As parents we are in this thing for 18 plus years, not knowing how it's all going to turn out. There are sleepless nights (lots of caffeine), sacrifices, and days we want to pull our hair out. But we keep going! Some days we wonder if we are doing anything right at all, but in the end we give it everything we've got, because we love these little humans that are entrusted to our care. Lord willing, in 18 plus years, when we get to see the fruits of our labor as parents we will like what we see, and feel that we have been victorious. Just like Olympic training, parenting takes dedication, love for our "sport," mental focus, a LOT of energy, determination, and prayer.

four. Pride. I love watching the medal ceremony and seeing the athletes who after all their hard work and dedication, receive their reward.  As the national anthem begins to play some are overcome with emotion. As I watch my kids day to day, I too feel this sense of pride, and I am amazed at what I get to be apart of. Raising this little person to be the best person he/she can be. Whether, I'm watching them accomplish things they have worked hard for; riding their bike without training wheels, a good grade on a spelling test, or a great hit at a ball game.
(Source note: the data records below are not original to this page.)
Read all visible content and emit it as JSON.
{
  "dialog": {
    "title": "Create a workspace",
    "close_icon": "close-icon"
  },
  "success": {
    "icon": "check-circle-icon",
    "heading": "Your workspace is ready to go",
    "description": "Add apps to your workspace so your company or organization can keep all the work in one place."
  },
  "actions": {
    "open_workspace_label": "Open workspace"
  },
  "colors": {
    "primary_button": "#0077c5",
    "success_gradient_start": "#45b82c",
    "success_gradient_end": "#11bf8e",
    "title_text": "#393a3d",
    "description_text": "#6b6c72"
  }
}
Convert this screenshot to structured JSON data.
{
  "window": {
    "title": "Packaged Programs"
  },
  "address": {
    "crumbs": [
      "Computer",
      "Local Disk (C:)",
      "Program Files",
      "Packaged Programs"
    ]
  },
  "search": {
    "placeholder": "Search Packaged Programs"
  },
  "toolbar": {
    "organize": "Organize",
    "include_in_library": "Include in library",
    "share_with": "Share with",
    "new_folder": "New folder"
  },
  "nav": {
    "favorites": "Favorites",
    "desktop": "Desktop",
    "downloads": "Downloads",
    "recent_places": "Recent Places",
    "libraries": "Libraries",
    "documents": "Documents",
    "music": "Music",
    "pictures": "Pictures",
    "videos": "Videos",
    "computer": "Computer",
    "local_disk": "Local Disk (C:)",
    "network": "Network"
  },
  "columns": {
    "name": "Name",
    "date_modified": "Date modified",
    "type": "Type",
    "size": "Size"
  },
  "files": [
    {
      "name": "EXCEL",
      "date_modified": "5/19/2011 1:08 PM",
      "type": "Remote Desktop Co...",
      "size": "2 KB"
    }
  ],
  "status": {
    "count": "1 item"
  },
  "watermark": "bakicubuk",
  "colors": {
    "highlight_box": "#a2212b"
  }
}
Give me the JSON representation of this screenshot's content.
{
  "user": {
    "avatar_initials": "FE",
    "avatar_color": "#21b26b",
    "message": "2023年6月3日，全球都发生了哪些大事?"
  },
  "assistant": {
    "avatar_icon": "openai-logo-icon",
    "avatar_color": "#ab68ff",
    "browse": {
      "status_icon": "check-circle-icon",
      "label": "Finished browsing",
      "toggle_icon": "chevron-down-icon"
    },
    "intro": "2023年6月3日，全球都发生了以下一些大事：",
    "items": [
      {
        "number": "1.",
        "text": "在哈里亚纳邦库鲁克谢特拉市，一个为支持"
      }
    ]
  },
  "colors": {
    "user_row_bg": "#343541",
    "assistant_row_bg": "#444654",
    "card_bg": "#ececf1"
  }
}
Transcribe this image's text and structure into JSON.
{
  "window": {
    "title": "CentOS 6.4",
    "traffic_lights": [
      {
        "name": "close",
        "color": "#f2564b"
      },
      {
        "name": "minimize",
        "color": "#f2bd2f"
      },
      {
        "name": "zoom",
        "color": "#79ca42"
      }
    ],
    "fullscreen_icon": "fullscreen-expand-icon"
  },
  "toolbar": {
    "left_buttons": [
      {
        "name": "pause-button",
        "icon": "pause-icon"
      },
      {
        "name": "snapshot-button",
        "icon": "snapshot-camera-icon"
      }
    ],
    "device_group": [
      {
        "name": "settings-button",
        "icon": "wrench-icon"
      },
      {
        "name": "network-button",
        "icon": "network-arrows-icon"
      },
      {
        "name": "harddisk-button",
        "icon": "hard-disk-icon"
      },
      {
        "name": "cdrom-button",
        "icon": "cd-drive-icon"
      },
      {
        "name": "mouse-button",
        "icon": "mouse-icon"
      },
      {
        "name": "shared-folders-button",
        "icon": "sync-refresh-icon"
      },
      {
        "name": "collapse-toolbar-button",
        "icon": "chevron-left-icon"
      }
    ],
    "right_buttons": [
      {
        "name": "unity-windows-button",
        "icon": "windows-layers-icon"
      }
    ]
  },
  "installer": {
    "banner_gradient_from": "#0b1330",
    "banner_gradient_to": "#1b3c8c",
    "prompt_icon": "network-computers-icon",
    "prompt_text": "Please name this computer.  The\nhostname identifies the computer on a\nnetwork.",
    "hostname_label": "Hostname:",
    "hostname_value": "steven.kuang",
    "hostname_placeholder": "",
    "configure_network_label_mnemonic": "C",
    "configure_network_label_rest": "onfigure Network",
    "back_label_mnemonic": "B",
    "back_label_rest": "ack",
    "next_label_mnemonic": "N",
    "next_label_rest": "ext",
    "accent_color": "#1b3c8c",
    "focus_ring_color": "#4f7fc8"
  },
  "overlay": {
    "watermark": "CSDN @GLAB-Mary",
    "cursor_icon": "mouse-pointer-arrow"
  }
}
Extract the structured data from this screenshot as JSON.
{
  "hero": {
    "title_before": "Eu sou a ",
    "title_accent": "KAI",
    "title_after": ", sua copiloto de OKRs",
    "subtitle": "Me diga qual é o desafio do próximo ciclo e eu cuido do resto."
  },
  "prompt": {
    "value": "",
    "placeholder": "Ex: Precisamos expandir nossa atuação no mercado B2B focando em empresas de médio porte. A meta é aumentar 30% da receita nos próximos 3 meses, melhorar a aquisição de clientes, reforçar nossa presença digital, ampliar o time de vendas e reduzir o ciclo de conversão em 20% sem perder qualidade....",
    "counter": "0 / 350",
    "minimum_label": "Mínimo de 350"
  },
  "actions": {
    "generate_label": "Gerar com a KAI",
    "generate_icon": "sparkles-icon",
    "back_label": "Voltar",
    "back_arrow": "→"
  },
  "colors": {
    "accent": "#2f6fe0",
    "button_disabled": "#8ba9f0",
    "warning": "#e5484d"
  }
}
Or watching their character develop and seeing them treat a peer with compassion, encourage and help their siblings, or include someone that was left out. I am overcome with emotion, that all the hard work and dedication are paying off! All these small moments contribute to the amazing journey of parenthood. The rough bumps in the road, make the victory that much sweeter!


five. Quitting is not an option. The other night I watched as the favorite runner in her heat, slipped and fell at the end of her race (the track was still wet from the rain that day). She didn't quit and give up, she jumped back up and finished the race, coming in last place in her heat. Or runners Abbey D'Agostino (USA) and Nikki Hamblin (New Zealand) who collided during the 5,000 meter event. 
Hamblin says, "I went down, and I was like, 'What's happening? Why am I on the ground?'" "Then suddenly, there's this hand on my shoulder [and D'Agostina saying], 'Get up, get up, we have to finish this.' And I'm like, 'Yup, yup, you're right. This is the Olympic Games. We have to finish this.' "I'm so grateful for Abbey for doing that for me. That girl is the Olympic spirit right there."

Quitting is not an option. Some days giving up feels like the easy thing to do, there may be pain and conflict.  But we fight, and we press on, because parenting and raising kids is a high calling. We have to finish this! We have to be there and champion one another on in this parenting endeavor. There is no time for judgement and criticism from the sidelines. We are better together. Who can you "put your hand on their shoulder" and encourage today?

So Olympic Parent, disappointed that you don't have a gold medal to show for your efforts? I think you do. Just look into the eyes of your precious child and see the love they have for you, their parent, who has trained hard, endured, and persevered to be the parent they need. So keep up the good work, keep your eye on the end goal, you're going to get there!